ASA (3)

This verse is taken from:
2 Chronicles 16. 1-14
Thought of the day for:
31 May 2020
Asa had been a good king for thirty-five years, and it seemed unlikely that he would fall at the final hurdle. But, sadly, the last six years of his reign were nothing like the previous thirty-five. Danger lurks round every corner of our pathway through life; ‘Let him that thinketh he standeth take heed lest he fall’.

Baasha’s attempt to blockade Judah was thwarted when Asa enlisted the help of Ben-hadad, king of Syria. It seemed a successful move in human terms, but it was a disaster in spiritual terms. Listen to Hanani; ‘Because thou hast relied on the king of Syria, and not relied on the Lord thy God, therefore is the host of the king of Syria escaped out of thine hand’, v. 7. Asa’s lack of faith was all the more culpable since he had already proved that God could be trusted, ‘Were not the Ethiopians and Lubims a huge host, with very many chariots and horsemen? Yet, because thou didst rely on the Lord, He delivered them into thine hand’, v. 7. Faith in God is an acknowledgement of our weakness and, at the same time, confidence in His strength. Only those who trust Him completely are assured of His help and blessing; ‘The eyes of the Lord run to and fro throughout the whole earth, to shew himself strong in the behalf of them whose heart is perfect towards him’, v. 9. It is foolish not to trust God!

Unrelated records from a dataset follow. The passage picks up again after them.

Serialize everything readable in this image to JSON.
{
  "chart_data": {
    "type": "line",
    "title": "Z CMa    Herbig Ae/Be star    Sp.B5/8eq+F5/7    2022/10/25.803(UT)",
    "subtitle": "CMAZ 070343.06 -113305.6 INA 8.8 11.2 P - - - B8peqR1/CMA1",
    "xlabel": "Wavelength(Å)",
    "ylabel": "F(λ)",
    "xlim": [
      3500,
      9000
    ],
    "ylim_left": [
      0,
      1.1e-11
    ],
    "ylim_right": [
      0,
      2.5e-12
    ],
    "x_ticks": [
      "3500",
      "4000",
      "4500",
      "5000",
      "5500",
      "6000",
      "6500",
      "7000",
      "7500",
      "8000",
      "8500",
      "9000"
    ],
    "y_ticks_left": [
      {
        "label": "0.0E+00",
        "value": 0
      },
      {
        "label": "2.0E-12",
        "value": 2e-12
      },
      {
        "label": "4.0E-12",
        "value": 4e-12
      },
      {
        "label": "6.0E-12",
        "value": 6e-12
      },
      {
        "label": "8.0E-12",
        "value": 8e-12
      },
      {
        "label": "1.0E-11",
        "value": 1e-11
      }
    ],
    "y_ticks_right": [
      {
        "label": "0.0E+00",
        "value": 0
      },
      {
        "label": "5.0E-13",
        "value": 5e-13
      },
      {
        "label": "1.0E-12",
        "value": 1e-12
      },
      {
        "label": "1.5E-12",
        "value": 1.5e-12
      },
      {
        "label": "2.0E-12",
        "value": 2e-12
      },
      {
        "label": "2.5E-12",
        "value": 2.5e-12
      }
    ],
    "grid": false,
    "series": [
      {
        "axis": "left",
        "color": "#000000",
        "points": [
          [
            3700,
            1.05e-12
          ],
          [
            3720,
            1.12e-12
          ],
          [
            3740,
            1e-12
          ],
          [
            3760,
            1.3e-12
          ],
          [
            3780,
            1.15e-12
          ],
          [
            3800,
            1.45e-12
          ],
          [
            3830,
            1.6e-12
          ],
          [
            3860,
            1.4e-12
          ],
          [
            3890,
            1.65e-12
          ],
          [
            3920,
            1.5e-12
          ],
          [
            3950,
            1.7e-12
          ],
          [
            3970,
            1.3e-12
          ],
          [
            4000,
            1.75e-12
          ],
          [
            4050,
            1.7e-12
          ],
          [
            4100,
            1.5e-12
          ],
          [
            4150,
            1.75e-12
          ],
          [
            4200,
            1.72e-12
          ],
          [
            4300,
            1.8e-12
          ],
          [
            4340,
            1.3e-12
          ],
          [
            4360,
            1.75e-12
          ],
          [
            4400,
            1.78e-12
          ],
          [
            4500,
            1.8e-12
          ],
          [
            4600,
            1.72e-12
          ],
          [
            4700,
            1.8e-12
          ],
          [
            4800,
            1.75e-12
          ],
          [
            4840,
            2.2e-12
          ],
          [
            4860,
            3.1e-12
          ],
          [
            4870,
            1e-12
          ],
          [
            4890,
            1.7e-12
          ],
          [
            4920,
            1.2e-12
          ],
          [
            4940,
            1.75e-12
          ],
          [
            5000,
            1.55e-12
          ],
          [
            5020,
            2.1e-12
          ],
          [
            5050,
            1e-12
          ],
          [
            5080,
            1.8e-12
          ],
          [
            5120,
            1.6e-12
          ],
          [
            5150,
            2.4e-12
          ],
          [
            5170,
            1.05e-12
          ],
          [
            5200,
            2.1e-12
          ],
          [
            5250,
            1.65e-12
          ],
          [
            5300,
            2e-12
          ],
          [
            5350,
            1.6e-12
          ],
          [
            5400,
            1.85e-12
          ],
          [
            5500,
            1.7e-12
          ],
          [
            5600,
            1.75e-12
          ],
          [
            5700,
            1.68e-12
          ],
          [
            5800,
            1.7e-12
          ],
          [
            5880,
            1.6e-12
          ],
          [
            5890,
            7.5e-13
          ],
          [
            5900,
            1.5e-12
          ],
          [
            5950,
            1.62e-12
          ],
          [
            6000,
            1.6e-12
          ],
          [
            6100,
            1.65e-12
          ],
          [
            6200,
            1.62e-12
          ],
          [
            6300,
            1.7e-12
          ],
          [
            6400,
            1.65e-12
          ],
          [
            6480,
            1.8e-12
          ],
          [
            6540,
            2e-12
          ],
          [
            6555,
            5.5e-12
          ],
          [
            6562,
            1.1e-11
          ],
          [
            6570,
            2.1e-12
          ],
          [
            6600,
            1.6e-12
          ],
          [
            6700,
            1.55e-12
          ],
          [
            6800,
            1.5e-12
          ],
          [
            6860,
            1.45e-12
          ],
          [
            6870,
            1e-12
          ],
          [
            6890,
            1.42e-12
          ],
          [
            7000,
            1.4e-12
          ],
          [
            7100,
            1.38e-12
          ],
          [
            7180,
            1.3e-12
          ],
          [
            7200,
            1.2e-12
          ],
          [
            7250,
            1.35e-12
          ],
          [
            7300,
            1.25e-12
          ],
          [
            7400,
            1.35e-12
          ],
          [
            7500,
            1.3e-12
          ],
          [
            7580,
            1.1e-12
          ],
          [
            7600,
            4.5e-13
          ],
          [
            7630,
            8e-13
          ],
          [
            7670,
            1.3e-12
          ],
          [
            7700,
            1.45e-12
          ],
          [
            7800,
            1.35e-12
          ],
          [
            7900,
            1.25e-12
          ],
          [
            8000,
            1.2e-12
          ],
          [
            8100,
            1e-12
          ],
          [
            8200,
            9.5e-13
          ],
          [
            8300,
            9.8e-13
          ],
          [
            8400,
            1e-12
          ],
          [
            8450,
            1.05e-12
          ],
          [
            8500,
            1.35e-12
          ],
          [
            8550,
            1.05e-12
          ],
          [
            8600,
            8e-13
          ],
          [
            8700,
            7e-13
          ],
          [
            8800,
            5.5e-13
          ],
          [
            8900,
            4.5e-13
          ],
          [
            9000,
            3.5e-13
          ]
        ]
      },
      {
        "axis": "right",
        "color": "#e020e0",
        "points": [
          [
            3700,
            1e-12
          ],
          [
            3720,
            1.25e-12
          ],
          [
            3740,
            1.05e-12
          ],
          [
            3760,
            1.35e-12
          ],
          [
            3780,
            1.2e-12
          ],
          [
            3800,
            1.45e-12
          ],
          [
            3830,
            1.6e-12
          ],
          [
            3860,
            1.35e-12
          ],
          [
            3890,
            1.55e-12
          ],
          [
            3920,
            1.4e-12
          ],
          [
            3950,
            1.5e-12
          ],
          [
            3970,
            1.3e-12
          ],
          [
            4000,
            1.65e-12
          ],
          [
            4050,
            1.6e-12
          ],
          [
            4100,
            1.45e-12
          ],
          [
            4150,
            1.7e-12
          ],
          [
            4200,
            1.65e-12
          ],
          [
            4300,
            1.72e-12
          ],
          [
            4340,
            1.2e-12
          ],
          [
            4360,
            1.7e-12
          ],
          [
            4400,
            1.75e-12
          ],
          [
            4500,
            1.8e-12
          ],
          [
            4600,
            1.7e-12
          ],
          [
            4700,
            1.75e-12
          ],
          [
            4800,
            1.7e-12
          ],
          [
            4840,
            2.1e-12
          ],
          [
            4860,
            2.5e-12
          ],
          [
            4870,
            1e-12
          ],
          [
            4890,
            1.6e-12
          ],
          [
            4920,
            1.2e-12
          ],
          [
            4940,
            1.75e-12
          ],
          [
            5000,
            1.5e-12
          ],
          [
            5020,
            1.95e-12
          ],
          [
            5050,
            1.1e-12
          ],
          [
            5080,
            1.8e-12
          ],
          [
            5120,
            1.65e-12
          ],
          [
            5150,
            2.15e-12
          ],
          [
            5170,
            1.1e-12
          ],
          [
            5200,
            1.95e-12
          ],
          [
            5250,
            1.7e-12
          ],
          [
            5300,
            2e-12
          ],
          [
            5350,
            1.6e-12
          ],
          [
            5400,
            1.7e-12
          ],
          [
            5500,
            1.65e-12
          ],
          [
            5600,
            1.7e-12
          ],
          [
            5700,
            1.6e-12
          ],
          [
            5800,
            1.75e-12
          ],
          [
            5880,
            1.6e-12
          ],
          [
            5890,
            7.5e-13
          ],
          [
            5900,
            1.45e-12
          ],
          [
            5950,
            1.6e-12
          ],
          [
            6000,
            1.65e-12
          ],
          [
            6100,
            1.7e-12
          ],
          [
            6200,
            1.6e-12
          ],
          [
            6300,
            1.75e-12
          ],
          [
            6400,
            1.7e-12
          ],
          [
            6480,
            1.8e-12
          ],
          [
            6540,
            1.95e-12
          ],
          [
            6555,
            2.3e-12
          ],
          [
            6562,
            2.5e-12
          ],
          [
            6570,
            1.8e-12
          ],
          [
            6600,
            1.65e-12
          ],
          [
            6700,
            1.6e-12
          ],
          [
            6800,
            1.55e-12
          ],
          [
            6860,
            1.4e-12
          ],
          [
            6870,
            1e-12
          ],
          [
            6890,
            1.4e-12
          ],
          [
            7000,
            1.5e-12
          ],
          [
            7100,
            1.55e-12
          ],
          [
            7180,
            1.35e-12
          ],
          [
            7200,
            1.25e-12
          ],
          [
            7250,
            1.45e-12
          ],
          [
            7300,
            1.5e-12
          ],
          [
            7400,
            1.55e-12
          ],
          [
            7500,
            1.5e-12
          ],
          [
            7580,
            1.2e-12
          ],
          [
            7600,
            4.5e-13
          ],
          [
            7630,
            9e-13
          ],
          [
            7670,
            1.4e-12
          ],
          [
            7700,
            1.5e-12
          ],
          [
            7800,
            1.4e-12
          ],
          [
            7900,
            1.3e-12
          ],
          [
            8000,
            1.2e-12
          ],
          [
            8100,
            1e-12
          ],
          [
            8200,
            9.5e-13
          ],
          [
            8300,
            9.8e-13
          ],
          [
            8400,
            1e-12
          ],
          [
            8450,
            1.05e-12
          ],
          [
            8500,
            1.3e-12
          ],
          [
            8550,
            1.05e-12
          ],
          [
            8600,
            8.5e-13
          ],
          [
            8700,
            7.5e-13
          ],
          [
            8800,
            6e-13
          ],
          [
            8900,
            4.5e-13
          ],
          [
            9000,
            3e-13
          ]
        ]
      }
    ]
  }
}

Asa’s sad lack of faith was accompanied by resentment of God’s word. Years before, he had responded to the message of Oded, and dealt summarily with idolatry, 15. 8. But look at the change now – ‘Then Asa was wroth with the seer, and put him in the prison house; for he was in a rage with him because of this thing’, v. 10. Both message and messenger were rejected. But how do we react when the word of God stings us, and touches our conscience?

Towards the end of his reign, Asa contracted a disease in his feet which worsened as time passed. After Hanani’s reproof, we might have hoped that Asa would have learnt the lesson, and turned to God in his distress. But ‘in his disease he sought not to the Lord, but to the physicians’, v. 12. When he died, he was buried with ‘sweet odours and divers kinds of spices’, v. 14; far better if he had entered eternity in triumphant faith!